控制器在构造函数里加载图片，并构建 Media 列表。每个 Media 都包含图片 ID、MIME 类型和资源数据。

this.images = List.of(
    Media.builder().id("fruits").mimeType(MimeTypeUtils.IMAGE_PNG).data(new ClassPathResource("images/fruits.png")).build(),
    Media.builder().id("fruits-2").mimeType(MimeTypeUtils.IMAGE_PNG).data(new ClassPathResource("images/fruits-2.png")).build(),
    Media.builder().id("fruits-3").mimeType(MimeTypeUtils.IMAGE_PNG).data(new ClassPathResource("images/fruits-3.png")).build(),
    Media.builder().id("fruits-4").mimeType(MimeTypeUtils.IMAGE_PNG).data(new ClassPathResource("images/fruits-4.png")).build(),
    Media.builder().id("fruits-5").mimeType(MimeTypeUtils.IMAGE_PNG).data(new ClassPathResource("images/fruits-5.png")).build(),
    Media.builder().id("animals").mimeType(MimeTypeUtils.IMAGE_PNG).data(new ClassPathResource("images/animals.png")).build(),
    Media.builder().id("animals-2").mimeType(MimeTypeUtils.IMAGE_PNG).data(new ClassPathResource("images/animals-2.png")).build(),
    Media.builder().id("animals-3").mimeType(MimeTypeUtils.IMAGE_PNG).data(new ClassPathResource("images/animals-3.png")).build(),
    Media.builder().id("animals-4").mimeType(MimeTypeUtils.IMAGE_PNG).data(new ClassPathResource("images/animals-4.png")).build(),
    Media.builder().id("animals-5").mimeType(MimeTypeUtils.IMAGE_PNG).data(new ClassPathResource("images/animals-5.png")).build()
);

2) 找到包含指定物体的图片

/api/image/find/{object} 将图片列表与文本提示一起发送给模型，并要求模型只返回“位置编号”。随后服务端把该编号对应的图片二进制返回给客户端。

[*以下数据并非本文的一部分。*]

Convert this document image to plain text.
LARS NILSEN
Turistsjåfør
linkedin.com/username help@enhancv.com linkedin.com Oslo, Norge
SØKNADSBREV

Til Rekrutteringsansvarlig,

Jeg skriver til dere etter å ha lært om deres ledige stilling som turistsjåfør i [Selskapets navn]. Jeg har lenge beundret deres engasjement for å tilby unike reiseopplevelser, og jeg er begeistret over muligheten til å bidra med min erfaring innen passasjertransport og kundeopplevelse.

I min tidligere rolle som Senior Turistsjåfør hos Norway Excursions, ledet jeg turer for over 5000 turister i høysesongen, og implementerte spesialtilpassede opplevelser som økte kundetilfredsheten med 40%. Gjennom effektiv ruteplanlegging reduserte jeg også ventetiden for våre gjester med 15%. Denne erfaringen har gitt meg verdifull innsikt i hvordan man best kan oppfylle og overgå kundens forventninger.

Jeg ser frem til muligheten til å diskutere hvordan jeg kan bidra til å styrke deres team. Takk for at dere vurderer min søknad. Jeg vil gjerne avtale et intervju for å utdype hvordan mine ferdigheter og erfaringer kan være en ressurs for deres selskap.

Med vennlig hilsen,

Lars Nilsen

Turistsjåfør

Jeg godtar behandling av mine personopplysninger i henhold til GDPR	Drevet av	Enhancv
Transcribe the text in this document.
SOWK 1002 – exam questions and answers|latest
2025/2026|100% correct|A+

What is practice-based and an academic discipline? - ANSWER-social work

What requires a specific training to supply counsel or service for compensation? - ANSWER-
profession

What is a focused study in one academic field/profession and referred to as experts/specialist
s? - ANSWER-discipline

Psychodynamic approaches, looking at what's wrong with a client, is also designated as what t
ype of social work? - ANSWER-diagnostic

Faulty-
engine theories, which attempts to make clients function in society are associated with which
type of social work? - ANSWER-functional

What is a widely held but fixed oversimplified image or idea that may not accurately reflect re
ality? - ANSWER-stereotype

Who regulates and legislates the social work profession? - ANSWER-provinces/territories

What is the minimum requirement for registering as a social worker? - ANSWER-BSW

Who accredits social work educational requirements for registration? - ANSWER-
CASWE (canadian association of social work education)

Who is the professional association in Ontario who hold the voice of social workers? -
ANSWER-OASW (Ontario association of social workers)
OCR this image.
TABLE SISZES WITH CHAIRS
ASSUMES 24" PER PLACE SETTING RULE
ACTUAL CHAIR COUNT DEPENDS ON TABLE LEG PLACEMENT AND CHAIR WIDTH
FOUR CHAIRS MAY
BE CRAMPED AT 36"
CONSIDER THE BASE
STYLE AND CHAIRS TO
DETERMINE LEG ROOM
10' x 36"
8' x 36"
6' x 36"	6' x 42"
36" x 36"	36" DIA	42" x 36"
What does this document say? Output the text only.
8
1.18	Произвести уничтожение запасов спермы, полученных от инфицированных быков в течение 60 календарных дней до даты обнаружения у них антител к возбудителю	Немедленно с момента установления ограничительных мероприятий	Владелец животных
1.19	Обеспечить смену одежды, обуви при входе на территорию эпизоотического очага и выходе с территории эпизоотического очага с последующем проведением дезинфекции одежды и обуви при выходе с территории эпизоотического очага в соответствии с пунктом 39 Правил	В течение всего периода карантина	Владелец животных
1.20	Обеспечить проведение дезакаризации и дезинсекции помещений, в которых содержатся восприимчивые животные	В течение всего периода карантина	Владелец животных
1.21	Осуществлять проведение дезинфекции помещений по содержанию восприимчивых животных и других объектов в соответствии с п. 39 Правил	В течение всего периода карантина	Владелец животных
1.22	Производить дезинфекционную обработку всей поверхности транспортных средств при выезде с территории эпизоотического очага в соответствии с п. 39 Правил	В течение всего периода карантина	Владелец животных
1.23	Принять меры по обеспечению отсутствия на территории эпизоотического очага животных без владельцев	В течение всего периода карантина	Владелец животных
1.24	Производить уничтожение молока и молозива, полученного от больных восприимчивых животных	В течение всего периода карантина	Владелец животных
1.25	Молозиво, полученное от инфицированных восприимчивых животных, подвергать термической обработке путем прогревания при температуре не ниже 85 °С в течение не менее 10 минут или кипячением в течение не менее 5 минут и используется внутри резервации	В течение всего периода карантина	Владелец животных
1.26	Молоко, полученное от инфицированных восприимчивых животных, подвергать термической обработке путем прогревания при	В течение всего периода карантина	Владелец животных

@GetMapping(value = "/find/{object}", produces = MediaType.IMAGE_PNG_VALUE)
@ResponseBody
byte[] analyze(@PathVariable String object) {
    String msg = """
            Which picture contains %s.
            Return only a single picture.
            Return only the number that indicates its position in the media list.
            """.formatted(object);
    UserMessage um = UserMessage.builder().text(msg).media(images).build();
    String content = this.chatClient.prompt(new Prompt(um)).call().content();
    return images.get(Integer.parseInt(content) - 1).getDataAsByteArray();
}

3) 图片描述与结构化输出

/api/image/describe 会把“全部图片”作为输入，模型返回 String[]；
/api/image/describe/{image} 对单张图片进行结构化描述，返回 List<Item>，字段包含 name 与 category。

@GetMapping("/describe")
String[] describe() {
    UserMessage um = UserMessage.builder().text("""
            Explain what do you see on each image in the input list.
            Return data in RFC8259 compliant JSON format.
            """).media(List.copyOf(Stream.concat(images.stream(), dynamicImages.stream()).toList())).build();
    return this.chatClient.prompt(new Prompt(um)).call().entity(String[].class);
}

4) 生成图片并匹配（可选）

若配置了 ImageModel，则可以调用 /api/image/generate/{object} 生成新图片并加入 dynamicImages 列表。
若同时配置了向量库，则 /api/image/generate-and-match/{object} 会生成图片 → 生成图片描述 → 将描述在向量库中检索相似文档。

接口清单

GET /api/image/find/{object}：找出包含指定物体的图片，返回 PNG。
GET /api/image/describe：描述图片列表，返回 String[]。
GET /api/image/describe/{image}：描述单张图片，返回 List<Item>。
GET /api/image/generate/{object}：生成图片，返回 PNG（需要 ImageModel）。
GET /api/image/load：将图片描述写入向量库（需要 VectorStore）。
GET /api/image/generate-and-match/{object}：生成 → 描述 → 相似度检索（需要 ImageModel + VectorStore）。

运行与调用

运行应用

cd chat-rag
mvn spring-boot:run

示例请求

curl -o result.png "http://localhost:8080/api/image/find/banana"
curl -s "http://localhost:8080/api/image/describe"
curl -s "http://localhost:8080/api/image/describe/animals-3"

若已配置 ImageModel 与向量库，可继续尝试：

curl -o generated.png "http://localhost:8080/api/image/generate/cat"
curl -s "http://localhost:8080/api/image/load"
curl -s "http://localhost:8080/api/image/generate-and-match/cat"

小结

多模态的关键是把图片放入 Media，并通过 UserMessage.media(...) 与文本一起发送。
只要模型支持图片输入，就能完成“找图、描述图”的任务；若增加 ImageModel 与 VectorStore，还能扩展到“生成与匹配”。